Here’s a less-contrived example:

variable "subnet_cidr_blocks" {
  type = map(string)
}

resource "aws_subnet" "example" {
  for_each = var.subnet_cidr_blocks

  cidr_block = each.value
  # ...
}

output "subnet_ids" {
  value = { for k, s in aws_subnet.example : k => s.id }
}

From the perspective of the calling module then, the subnet ids map would be accessible as module.example.subnet_ids and the keys of that map would be the same keys the caller passed in the subnet_cidr_blocks map, allowing the caller to correlate them.

You can also produce a more complex result that aggregates together several different attributes, if you like:

output "subnets" {
  value = {
    for k, s in aws_subnet.example : k => {
      id                = s.id
      cidr_block        = s.cidr_block
      availability_zone = s.availability_zone
    }
  }
}

This would then appear to the caller as a map of objects, again with the same keys as given in the subnet_cidr_blocks variable.


I’m not sure how the question about depends_on relates to the rest of it, but indeed you can refer to a specific module output in a depends_on like that. If you do, the resource in question will depend indirectly on anything the output value depends on, which in my example above would be the aws_subnet resources inside the module.

Thank you for the clarification!

I was already familiar with the semantical difference of count using lists and for_each using maps, but didn’t quite understand the behavior of referencing a module by just name itself ( and if I understand correctly, the behavior - in the context of something like depends_on would mean that all of the elements inside of the map act as a dependency collectively - please let me know if this is the wrong idea).
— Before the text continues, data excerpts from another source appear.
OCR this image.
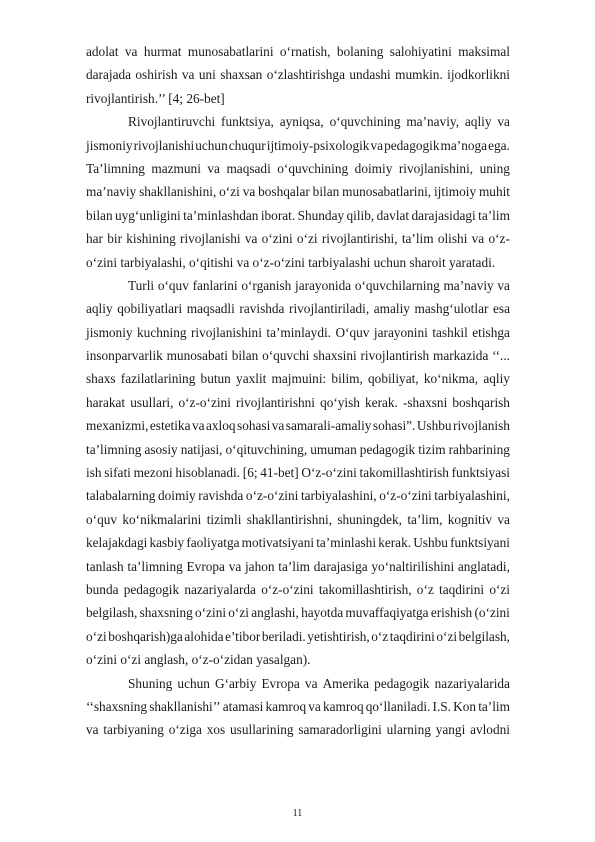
adolat va hurmat munosabatlarini o‘rnatish, bolaning salohiyatini maksimal
darajada oshirish va uni shaxsan o‘zlashtirishga undashi mumkin. ijodkorlikni
rivojlantirish.’’ [4; 26-bet]
Rivojlantiruvchi funktsiya, ayniqsa, o‘quvchining ma’naviy, aqliy va
jismoniy rivojlanishi uchun chuqur ijtimoiy-psixologik va pedagogik ma’noga ega.
Ta’limning mazmuni va maqsadi o‘quvchining doimiy rivojlanishini, uning
ma’naviy shakllanishini, o‘zi va boshqalar bilan munosabatlarini, ijtimoiy muhit
bilan uyg‘unligini ta’minlashdan iborat. Shunday qilib, davlat darajasidagi ta’lim
har bir kishining rivojlanishi va o‘zini o‘zi rivojlantirishi, ta’lim olishi va o‘z-
o‘zini tarbiyalashi, o‘qitishi va o‘z-o‘zini tarbiyalashi uchun sharoit yaratadi.
Turli o‘quv fanlarini o‘rganish jarayonida o‘quvchilarning ma’naviy va
aqliy qobiliyatlari maqsadli ravishda rivojlantiriladi, amaliy mashg‘ulotlar esa
jismoniy kuchning rivojlanishini ta’minlaydi. O‘quv jarayonini tashkil etishga
insonparvarlik munosabati bilan o‘quvchi shaxsini rivojlantirish markazida ‘‘...
shaxs fazilatlarining butun yaxlit majmuini: bilim, qobiliyat, ko‘nikma, aqliy
harakat usullari, o‘z-o‘zini rivojlantirishni qo‘yish kerak. -shaxsni boshqarish
mexanizmi, estetika va axloq sohasi va samarali-amaliy sohasi”. Ushbu rivojlanish
ta’limning asosiy natijasi, o‘qituvchining, umuman pedagogik tizim rahbarining
ish sifati mezoni hisoblanadi. [6; 41-bet] O‘z-o‘zini takomillashtirish funktsiyasi
talabalarning doimiy ravishda o‘z-o‘zini tarbiyalashini, o‘z-o‘zini tarbiyalashini,
o‘quv ko‘nikmalarini tizimli shakllantirishni, shuningdek, ta’lim, kognitiv va
kelajakdagi kasbiy faoliyatga motivatsiyani ta’minlashi kerak. Ushbu funktsiyani
tanlash ta’limning Evropa va jahon ta’lim darajasiga yo‘naltirilishini anglatadi,
bunda pedagogik nazariyalarda o‘z-o‘zini takomillashtirish, o‘z taqdirini o‘zi
belgilash, shaxsning o‘zini o‘zi anglashi, hayotda muvaffaqiyatga erishish (o‘zini
o‘zi boshqarish)ga alohida e’tibor beriladi. yetishtirish, o‘z taqdirini o‘zi belgilash,
o‘zini o‘zi anglash, o‘z-o‘zidan yasalgan).
Shuning uchun G‘arbiy Evropa va Amerika pedagogik nazariyalarida
‘‘shaxsning shakllanishi’’ atamasi kamroq va kamroq qo‘llaniladi. I.S. Kon ta’lim
va tarbiyaning o‘ziga xos usullarining samaradorligini ularning yangi avlodni
11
As for the topic of outputs, if I was interested in referencing a specific key from an output - would the correct way to do that be to just specify the name of the key with square brackets?
Or alternatively, could I use an if clause (in the for loop) and generate a specific output with that item filtered out?

Each output block is a separate node in Terraform’s internal dependency tree. If you set the output value to a map, that’s still just a single node in the dependency tree, depending on everything that is referenced in the value or depends_on arguments inside the output block. Terraform doesn’t track a separate dependency node for each element of the map, because the elements of the map aren’t known until the value expression is evaluated, and Terraform must already know the dependencies before it can evaluate the expression.

(A similar thing is true for resource blocks, by the way: each block is a node in the dependency graph, so for a block using count or for_each there’s still only one node in the dependency graph representing all of the instances of that resource together, because the count or for_each expression can itself contain references, which create dependencies.)

In the calling module you can indeed use an output that is a map just like any other map in Terraform, using the square bracket index syntax:

module.example.subnets["foo"]

Terraform also allows references to the entire module at once, like module.subnets, which produces an object value with one attribute per output value defined in the module. In that situation, it automatically creates a dependency on each of the outputs of the module, because they all contribute to that composite object value.

Thank you for breaking this down even further!

Just wanted to quickly add that your responses are always stellar, Martin!